More than 1,000 members of law enforcement gathered early Monday in downtown Gary, Indiana, to honor an officer slain while on-duty on his birthday.

Officer Jeff Westerfield, 47, was shot and killed last Sunday. Officials said he was responding to a call of shots fired a few miles south of downtown Gary, and a citizen discovered him unresponsive in a parked squad car hours later.

"We are always saddened when we lose one of our brothers or sisters in law enforcement," Joe Hamer, chairman of the Indiana State Fraternal Order of Police, said. "We always have that plan of going home to our families. Unfortunately in cases like Jeff, someone took his life too soon."

Per tradition, officers wore a white carnation upside down and stained with a red dot in honor of a fallen comrade.

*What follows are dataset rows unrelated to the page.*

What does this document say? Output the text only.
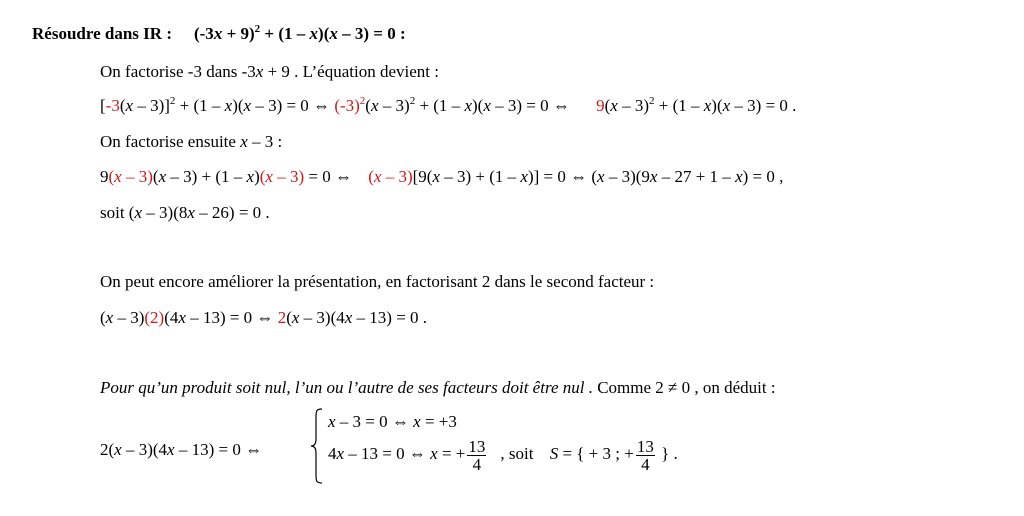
Résoudre dans IR : $(-3x + 9)^2 + (1 - x)(x - 3) = 0$ :
On factorise -3 dans -3x + 9 . L’équation devient :
[-3(x – 3)]$^2$ + (1 – x)(x – 3) = 0 ⇔ $(-3)^2(x - 3)^2 + (1 - x)(x - 3) = 0$ ⇔ 9(x – 3)$^2$ + (1 – x)(x – 3) = 0 .
On factorise ensuite x – 3 :
9(x – 3)(x – 3) + (1 – x)(x – 3) = 0 ⇔ (x – 3)[9(x – 3) + (1 – x)] = 0 ⇔ (x – 3)(9x – 27 + 1 – x) = 0 ,
soit (x – 3)(8x – 26) = 0 .
On peut encore améliorer la présentation, en factorisant 2 dans le second facteur :
(x – 3)(2)(4x – 13) = 0 ⇔ 2(x – 3)(4x – 13) = 0 .
Pour qu’un produit soit nul, l’un ou l’autre de ses facteurs doit être nul . Comme 2 ≠ 0 , on déduit :
2(x – 3)(4x – 13) = 0 ⇔
x – 3 = 0 ⇔ x = +3
4x – 13 = 0 ⇔ x = + $\frac{13}{4}$ , soit S = { + 3 ; + $\frac{13}{4}$ } .
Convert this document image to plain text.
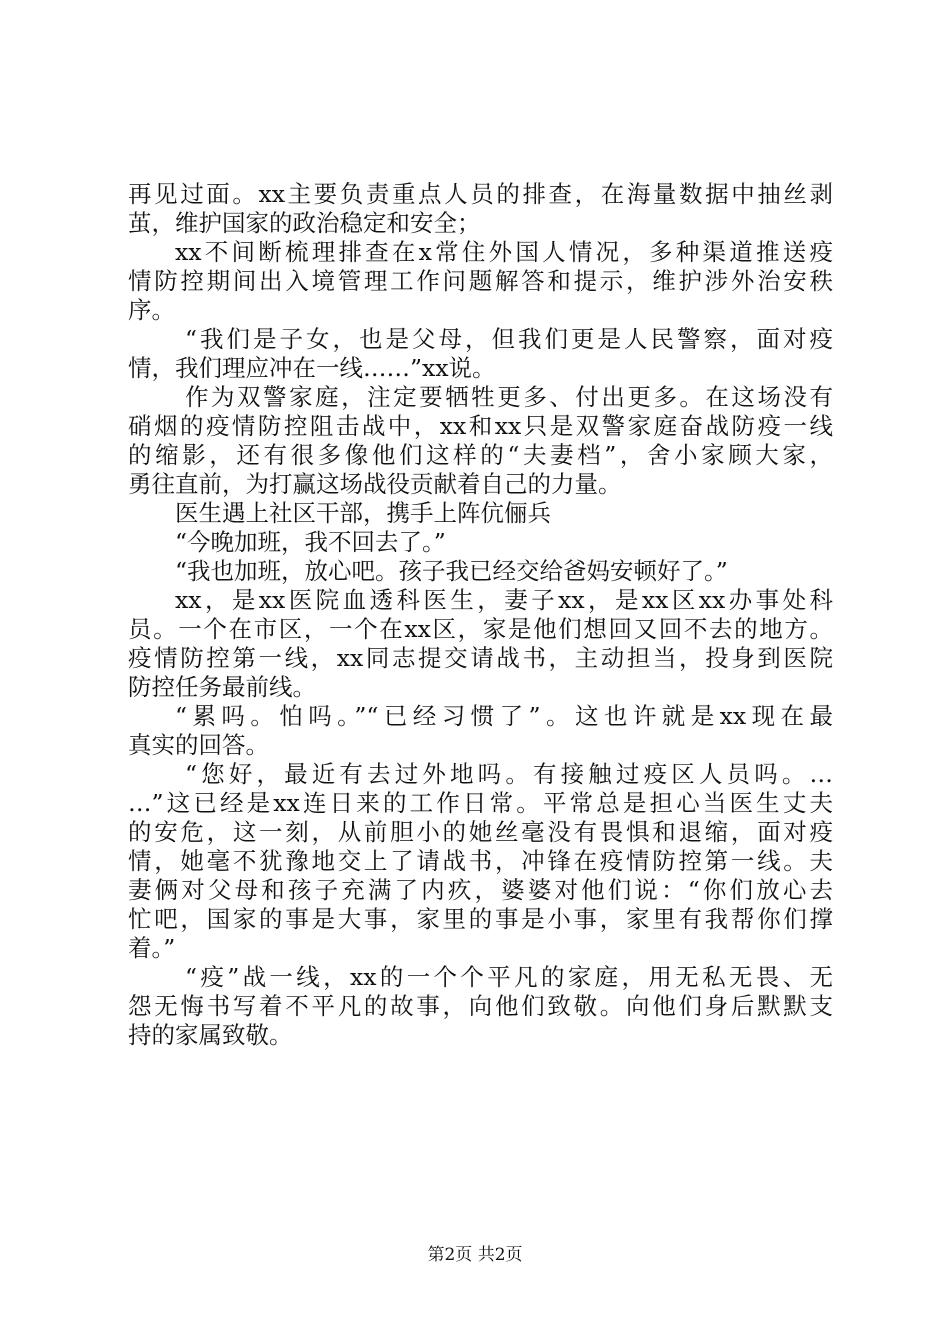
再见过面。xx主要负责重点人员的排查，在海量数据中抽丝剥
茧，维护国家的政治稳定和安全；
xx不间断梳理排查在x常住外国人情况，多种渠道推送疫
情防控期间出入境管理工作问题解答和提示，维护涉外治安秩
序。
“我们是子女，也是父母，但我们更是人民警察，面对疫
情，我们理应冲在一线……”xx说。
作为双警家庭，注定要牺牲更多、付出更多。在这场没有
硝烟的疫情防控阻击战中，xx和xx只是双警家庭奋战防疫一线
的缩影，还有很多像他们这样的“夫妻档”，舍小家顾大家，
勇往直前，为打赢这场战役贡献着自己的力量。
医生遇上社区干部，携手上阵伉俪兵
“今晚加班，我不回去了。”
“我也加班，放心吧。孩子我已经交给爸妈安顿好了。”
xx，是xx医院血透科医生，妻子xx，是xx区xx办事处科
员。一个在市区，一个在xx区，家是他们想回又回不去的地方。
疫情防控第一线，xx同志提交请战书，主动担当，投身到医院
防控任务最前线。
“累吗。怕吗。”“已经习惯了”。这也许就是xx现在最
真实的回答。
“您好，最近有去过外地吗。有接触过疫区人员吗。…
…”这已经是xx连日来的工作日常。平常总是担心当医生丈夫
的安危，这一刻，从前胆小的她丝毫没有畏惧和退缩，面对疫
情，她毫不犹豫地交上了请战书，冲锋在疫情防控第一线。夫
妻俩对父母和孩子充满了内疚，婆婆对他们说：“你们放心去
忙吧，国家的事是大事，家里的事是小事，家里有我帮你们撑
着。”
“疫”战一线，xx的一个个平凡的家庭，用无私无畏、无
怨无悔书写着不平凡的故事，向他们致敬。向他们身后默默支
持的家属致敬。
第2页 共2页
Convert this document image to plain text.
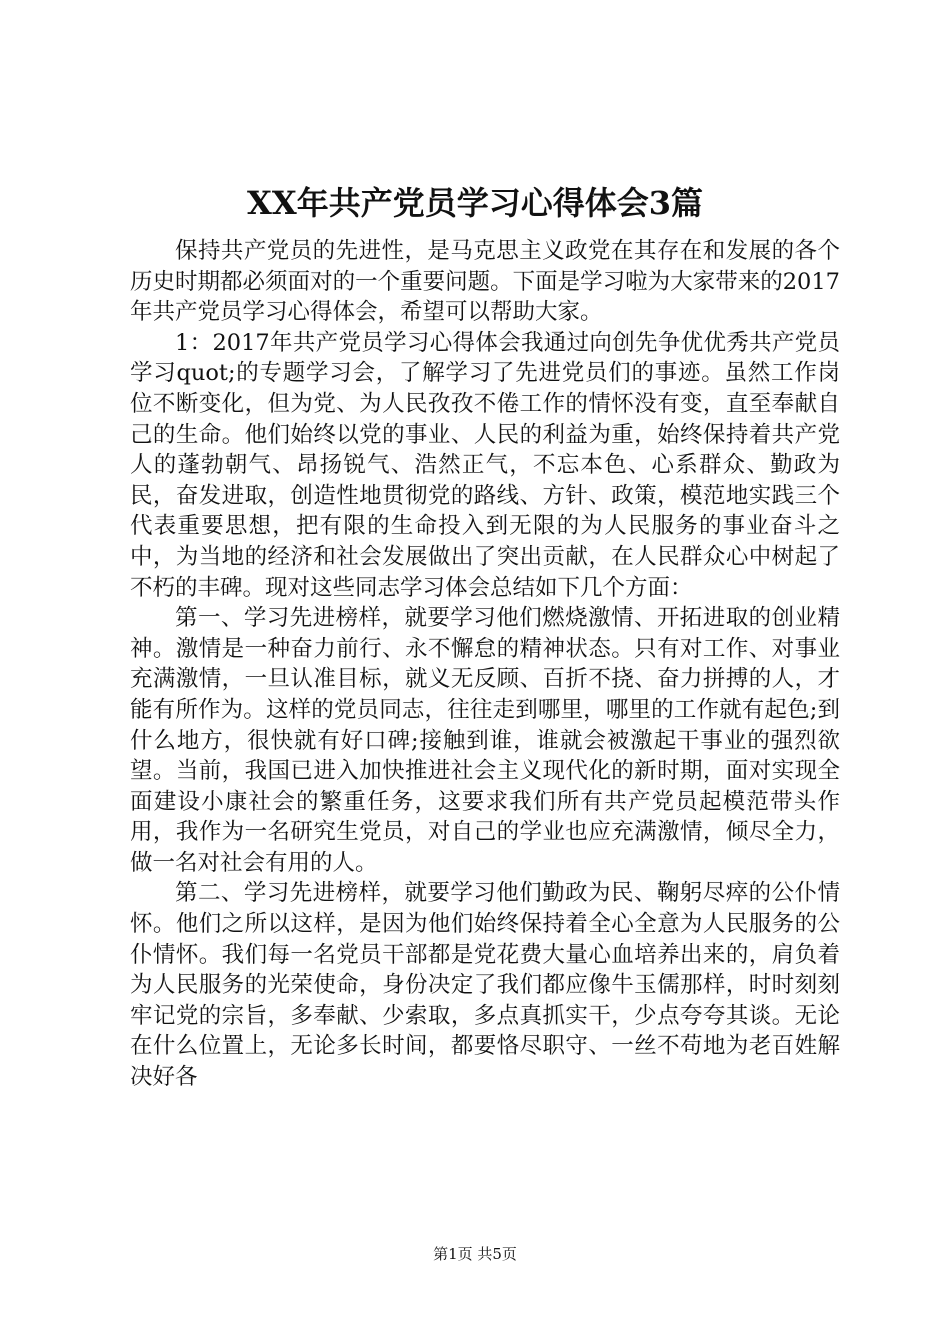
XX年共产党员学习心得体会3篇

保持共产党员的先进性，是马克思主义政党在其存在和发展的各个历史时期都必须面对的一个重要问题。下面是学习啦为大家带来的2017年共产党员学习心得体会，希望可以帮助大家。

1：2017年共产党员学习心得体会我通过向创先争优优秀共产党员学习quot;的专题学习会，了解学习了先进党员们的事迹。虽然工作岗位不断变化，但为党、为人民孜孜不倦工作的情怀没有变，直至奉献自己的生命。他们始终以党的事业、人民的利益为重，始终保持着共产党人的蓬勃朝气、昂扬锐气、浩然正气，不忘本色、心系群众、勤政为民，奋发进取，创造性地贯彻党的路线、方针、政策，模范地实践三个代表重要思想，把有限的生命投入到无限的为人民服务的事业奋斗之中，为当地的经济和社会发展做出了突出贡献，在人民群众心中树起了不朽的丰碑。现对这些同志学习体会总结如下几个方面：

第一、学习先进榜样，就要学习他们燃烧激情、开拓进取的创业精神。激情是一种奋力前行、永不懈怠的精神状态。只有对工作、对事业充满激情，一旦认准目标，就义无反顾、百折不挠、奋力拼搏的人，才能有所作为。这样的党员同志，往往走到哪里，哪里的工作就有起色;到什么地方，很快就有好口碑;接触到谁，谁就会被激起干事业的强烈欲望。当前，我国已进入加快推进社会主义现代化的新时期，面对实现全面建设小康社会的繁重任务，这要求我们所有共产党员起模范带头作用，我作为一名研究生党员，对自己的学业也应充满激情，倾尽全力，做一名对社会有用的人。

第二、学习先进榜样，就要学习他们勤政为民、鞠躬尽瘁的公仆情怀。他们之所以这样，是因为他们始终保持着全心全意为人民服务的公仆情怀。我们每一名党员干部都是党花费大量心血培养出来的，肩负着为人民服务的光荣使命，身份决定了我们都应像牛玉儒那样，时时刻刻牢记党的宗旨，多奉献、少索取，多点真抓实干，少点夸夸其谈。无论在什么位置上，无论多长时间，都要恪尽职守、一丝不苟地为老百姓解决好各

第1页 共5页
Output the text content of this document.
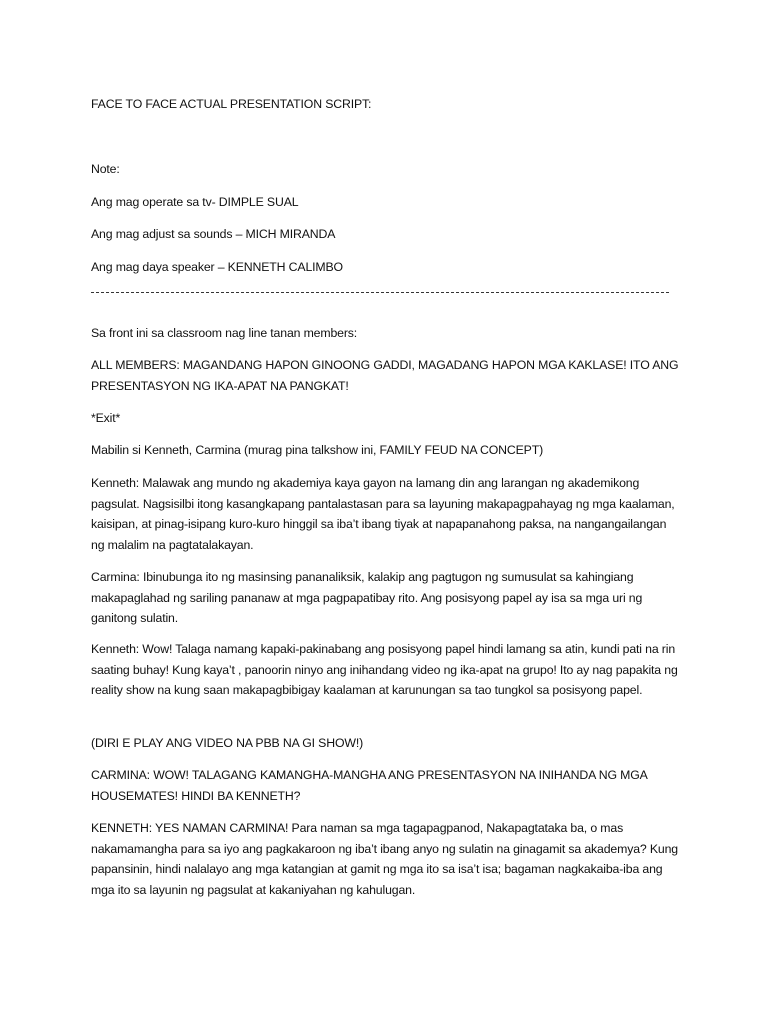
FACE TO FACE ACTUAL PRESENTATION SCRIPT:
Note:
Ang mag operate sa tv- DIMPLE SUAL
Ang mag adjust sa sounds – MICH MIRANDA
Ang mag daya speaker – KENNETH CALIMBO
Sa front ini sa classroom nag line tanan members:
ALL MEMBERS: MAGANDANG HAPON GINOONG GADDI, MAGADANG HAPON MGA KAKLASE! ITO ANG PRESENTASYON NG IKA-APAT NA PANGKAT!
*Exit*
Mabilin si Kenneth, Carmina (murag pina talkshow ini, FAMILY FEUD NA CONCEPT)
Kenneth: Malawak ang mundo ng akademiya kaya gayon na lamang din ang larangan ng akademikong pagsulat. Nagsisilbi itong kasangkapang pantalastasan para sa layuning makapagpahayag ng mga kaalaman, kaisipan, at pinag-isipang kuro-kuro hinggil sa iba’t ibang tiyak at napapanahong paksa, na nangangailangan ng malalim na pagtatalakayan.
Carmina: Ibinubunga ito ng masinsing pananaliksik, kalakip ang pagtugon ng sumusulat sa kahingiang makapaglahad ng sariling pananaw at mga pagpapatibay rito. Ang posisyong papel ay isa sa mga uri ng ganitong sulatin.
Kenneth: Wow! Talaga namang kapaki-pakinabang ang posisyong papel hindi lamang sa atin, kundi pati na rin saating buhay! Kung kaya’t , panoorin ninyo ang inihandang video ng ika-apat na grupo! Ito ay nag papakita ng reality show na kung saan makapagbibigay kaalaman at karunungan sa tao tungkol sa posisyong papel.
(DIRI E PLAY ANG VIDEO NA PBB NA GI SHOW!)
CARMINA: WOW! TALAGANG KAMANGHA-MANGHA ANG PRESENTASYON NA INIHANDA NG MGA HOUSEMATES! HINDI BA KENNETH?
KENNETH: YES NAMAN CARMINA! Para naman sa mga tagapagpanod, Nakapagtataka ba, o mas nakamamangha para sa iyo ang pagkakaroon ng iba’t ibang anyo ng sulatin na ginagamit sa akademya? Kung papansinin, hindi nalalayo ang mga katangian at gamit ng mga ito sa isa’t isa; bagaman nagkakaiba-iba ang mga ito sa layunin ng pagsulat at kakaniyahan ng kahulugan.
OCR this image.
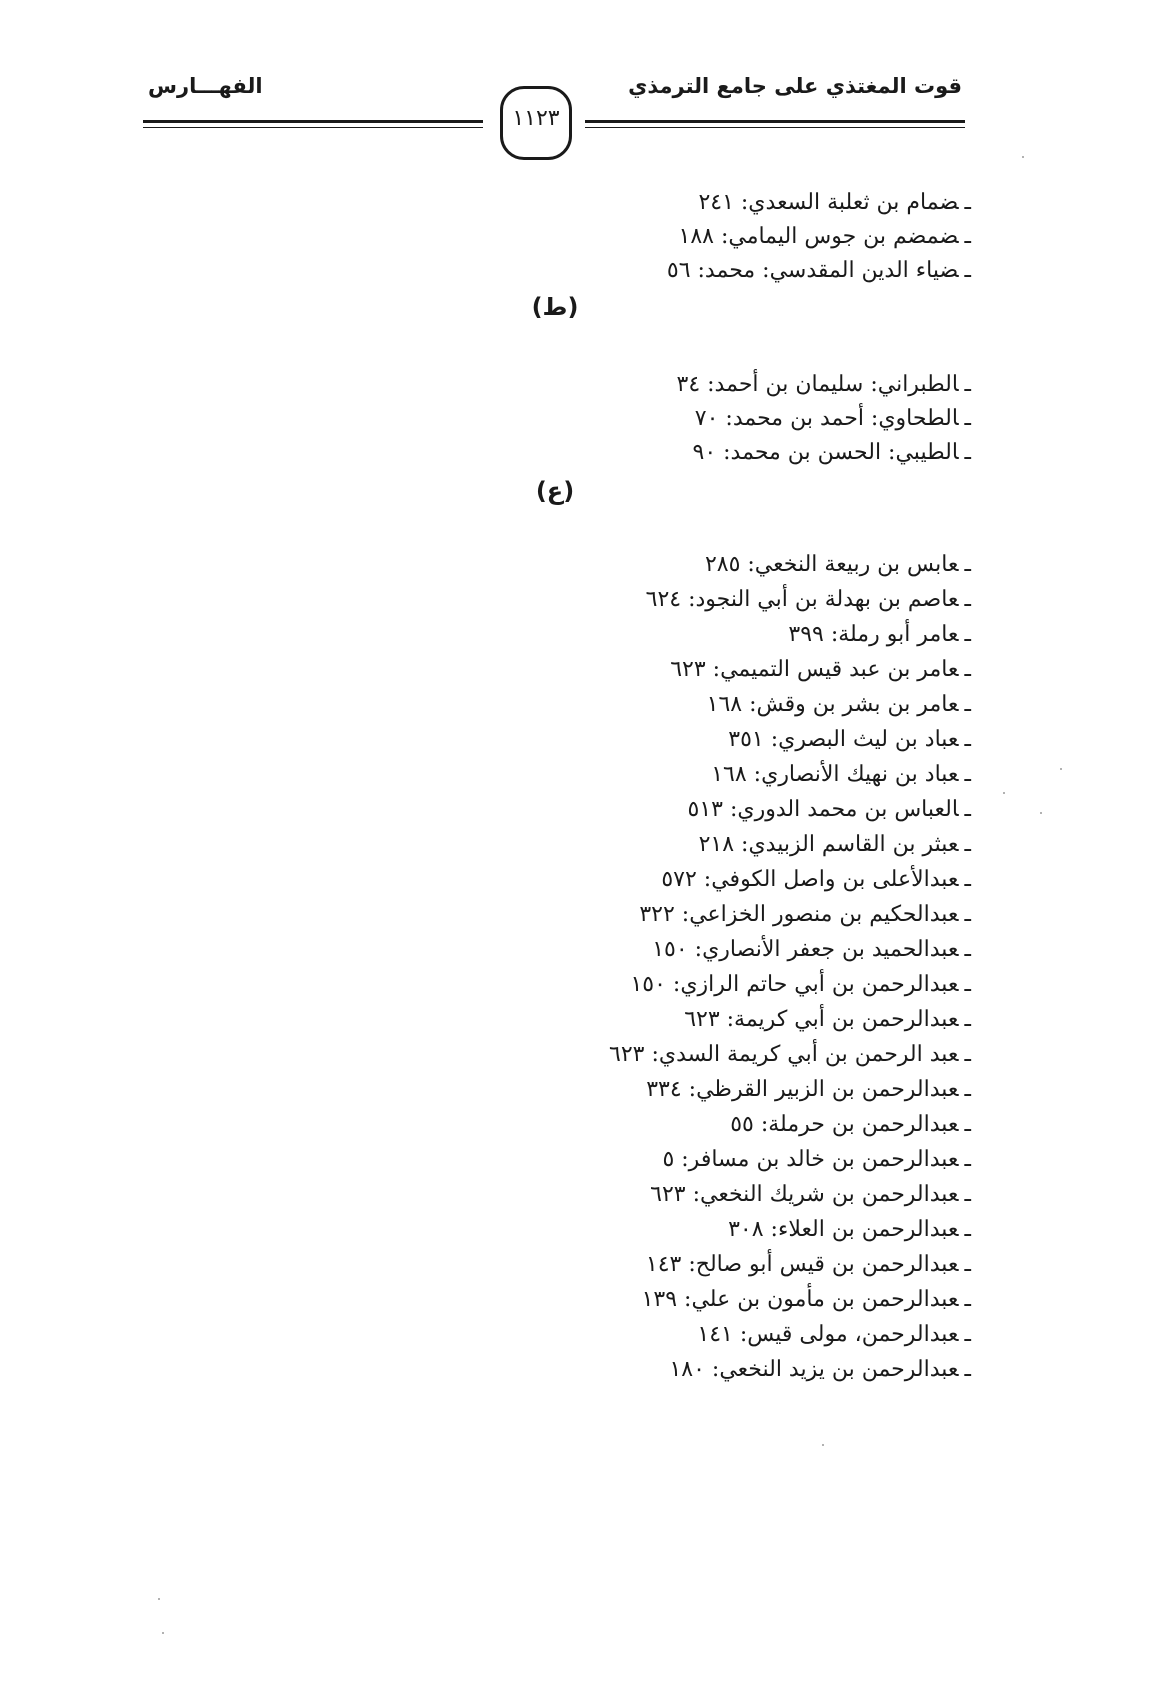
قوت المغتذي على جامع الترمذي
الفهـــارس
١١٢٣
ـضمام بن ثعلبة السعدي: ٢٤١
ـضمضم بن جوس اليمامي: ١٨٨
ـضياء الدين المقدسي: محمد: ٥٦
(ط)
ـالطبراني: سليمان بن أحمد: ٣٤
ـالطحاوي: أحمد بن محمد: ٧٠
ـالطيبي: الحسن بن محمد: ٩٠
(ع)
ـعابس بن ربيعة النخعي: ٢٨٥
ـعاصم بن بهدلة بن أبي النجود: ٦٢٤
ـعامر أبو رملة: ٣٩٩
ـعامر بن عبد قيس التميمي: ٦٢٣
ـعامر بن بشر بن وقش: ١٦٨
ـعباد بن ليث البصري: ٣٥١
ـعباد بن نهيك الأنصاري: ١٦٨
ـالعباس بن محمد الدوري: ٥١٣
ـعبثر بن القاسم الزبيدي: ٢١٨
ـعبدالأعلى بن واصل الكوفي: ٥٧٢
ـعبدالحكيم بن منصور الخزاعي: ٣٢٢
ـعبدالحميد بن جعفر الأنصاري: ١٥٠
ـعبدالرحمن بن أبي حاتم الرازي: ١٥٠
ـعبدالرحمن بن أبي كريمة: ٦٢٣
ـعبد الرحمن بن أبي كريمة السدي: ٦٢٣
ـعبدالرحمن بن الزبير القرظي: ٣٣٤
ـعبدالرحمن بن حرملة: ٥٥
ـعبدالرحمن بن خالد بن مسافر: ٥
ـعبدالرحمن بن شريك النخعي: ٦٢٣
ـعبدالرحمن بن العلاء: ٣٠٨
ـعبدالرحمن بن قيس أبو صالح: ١٤٣
ـعبدالرحمن بن مأمون بن علي: ١٣٩
ـعبدالرحمن، مولى قيس: ١٤١
ـعبدالرحمن بن يزيد النخعي: ١٨٠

Westerfield was a 19-year veteran of the police force with four daughters and a fiancee. He planned to retire next August, family members said.

"Dad was something special," Westerfield's daughter, Allie, said. "He loved his motorcycle. I can't tell you how many times he would take me and we would just drive around, not really looking for anything, just driving." 

In a somber show of respect, police vehicles from as far away as Ohio formed a funeral procession to the cemetery where Westerfield was laid to rest.

There were so many of them that it took more than half an hour for them to leave the convention center, a lasting memory of an officer who will not be forgotten.

"For a lot of neighborhoods here, when he was working, he was the best thing the neighbors had," Sen. Joseph Donnelly said. "He was their friend. He was somebody they knew they could count on."

Police were questioning three people, one of which was described as a "person of interest," last week, but no charges have been filed.